Tejashwi Yadav, 27, is Nitish Kumar's deputy. In some measure of relief for him, sources close to the Chief Minister say that he does not believe that Tejashwi Yadav needs to be removed from office till a chargesheet explaining the early evidence against him is presented in court. Lalu Yadav, 70, has said that the case against Tejashwi Yadav should be disregarded because at the time of the alleged transgressions, he was a minor or under 18.
The CBI says that in 2006, while Lalu Yadav was union Railways Minister, he ensured that a company close to him was awarded the lucrative contract to run two heritage railway hotels in Bihar. In return, the promoters of that company used a string of shell firms to gift three acres in Patna to the Yadavs at a cost of 65 lakhs when the land was worth more than 30 crores. That land is now owned officially by Tejashwi Yadav and his mother Rabri Devi and was being developed as Bihar's largest mall till the central government recently suspended the construction for environmental reasons.
Lalu Yadav and Nitish Kumar have struggled repeatedly to find a smooth working relationship especially in recent weeks when the Chief Minister decided to support rival BJP's candidate for President of India.
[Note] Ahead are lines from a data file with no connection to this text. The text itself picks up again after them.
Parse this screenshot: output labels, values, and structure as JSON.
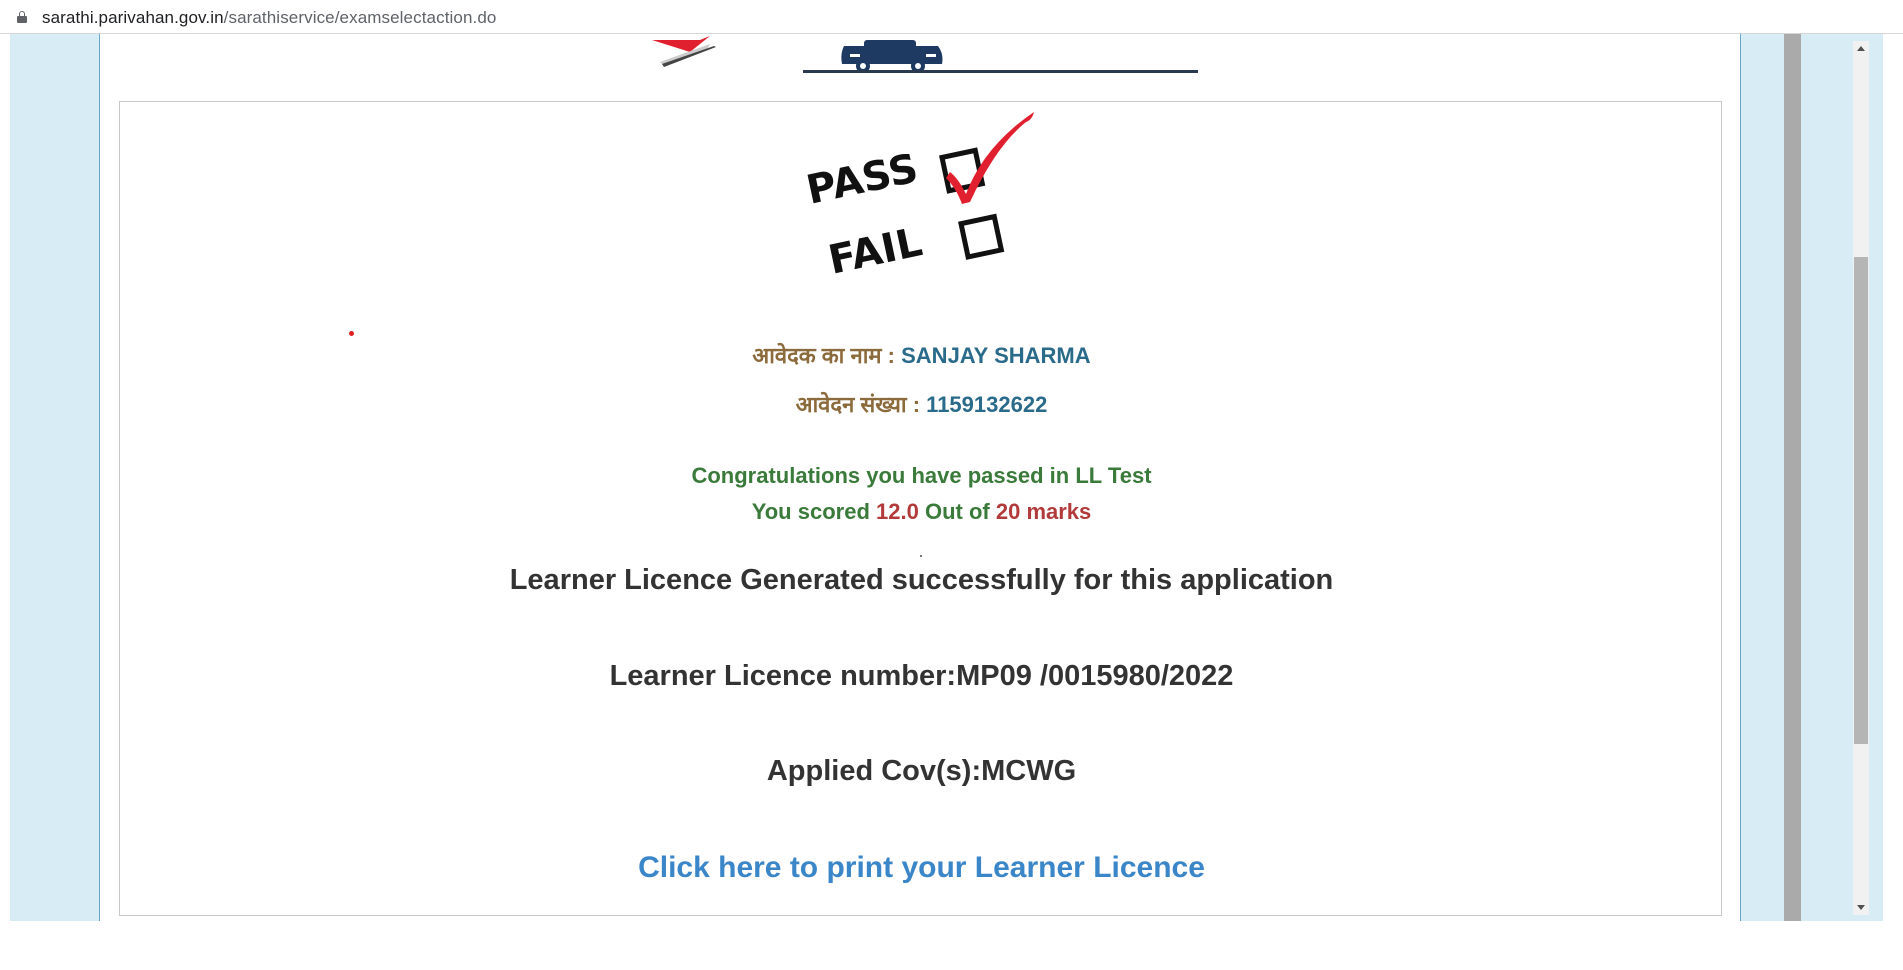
{
  "browser": {
    "url_domain": "sarathi.parivahan.gov.in",
    "url_path": "/sarathiservice/examselectaction.do"
  },
  "result": {
    "pass_label": "PASS",
    "fail_label": "FAIL",
    "applicant_name_label": "आवेदक का नाम :",
    "applicant_name": "SANJAY SHARMA",
    "application_no_label": "आवेदन संख्या :",
    "application_no": "1159132622",
    "congrats_text": "Congratulations you have passed in LL Test",
    "score_prefix": "You scored",
    "score_value": "12.0",
    "score_middle": "Out of",
    "score_total": "20 marks",
    "generated_text": "Learner Licence Generated successfully for this application",
    "ll_number_text": "Learner Licence number:MP09 /0015980/2022",
    "cov_text": "Applied Cov(s):MCWG",
    "print_link": "Click here to print your Learner Licence"
  },
  "colors": {
    "side_band": "#d8ecf6",
    "hindi_label": "#8b6a3c",
    "value_blue": "#2a6a8a",
    "success_green": "#3a7a3a",
    "score_red": "#b33a3a",
    "link_blue": "#3a86c8",
    "check_red": "#e0202e"
  },
  "icons": {
    "lock": "lock-icon",
    "check": "red-check-icon"
  }
}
This means that he will be voting against other opposition parties like Lalu's and their other ally, the Congress, later this month.
To ensure that Nitish Kumar's break from a 17-party opposition front is not long-term, he has been invited to Delhi this week to discuss the opposition's likely candidate for Vice President whose election will be held in August, weeks after the President is chosen. His own party will meet on Tuesday in Patna to finalise its strategy on key political issues.